Ásia Menor
Deusa da Fertilidade
Deusa da Fertilidade
Segunda metade do III milênio a.C.
Placa de terracota com verniz vermelho
Altura 25 cm
Proveniente do Chipre
Durante a Idade do Bronze, Chipre foi habitada por uma civilização que se relacionou intimamente com as culturas da mesma época da costa da Anatólia e da região da Síria, e que ao mesmo tempo se aproveitou de certas ligações com os egeus.

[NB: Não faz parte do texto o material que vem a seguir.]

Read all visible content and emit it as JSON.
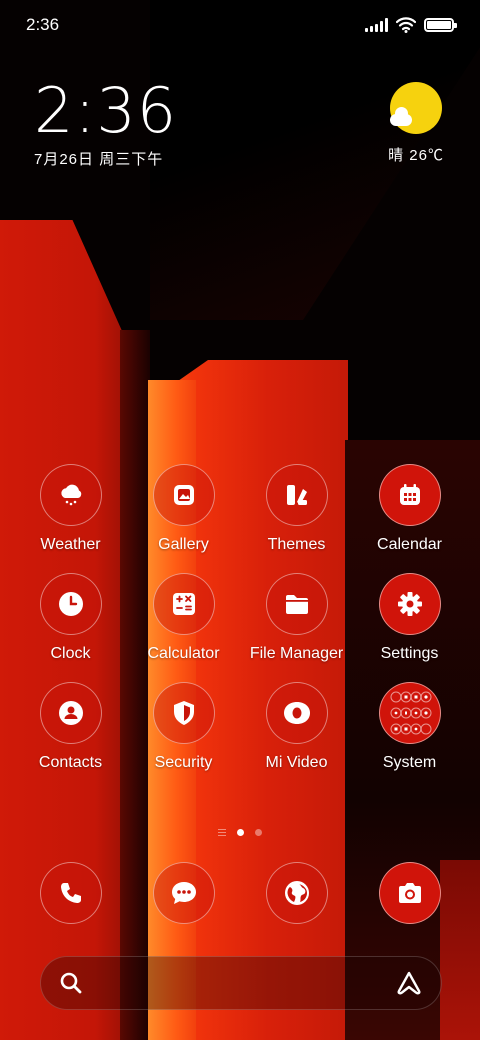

Esta civilização produziu a pequena deusa representada aqui, caracterizada pela estilização geométrica da figura humana. Somente as orelhas e a ponta do nariz elevam-se da superfície plana e retangular da pedra. As bordas da roupa, os calares e os braços são definidos por simples incisões, enquanto os olhos, narinas, boca, mãos e as pérolas do colar são indicados por pequenos buracos feitos na superfície. O ídolo é a expressão de um estilo abstrato, resultado de um raciocínio mais do que uma composição casual, e que tem suas origens na magia e simbolismo misterioso de uma civilização pré-histórica.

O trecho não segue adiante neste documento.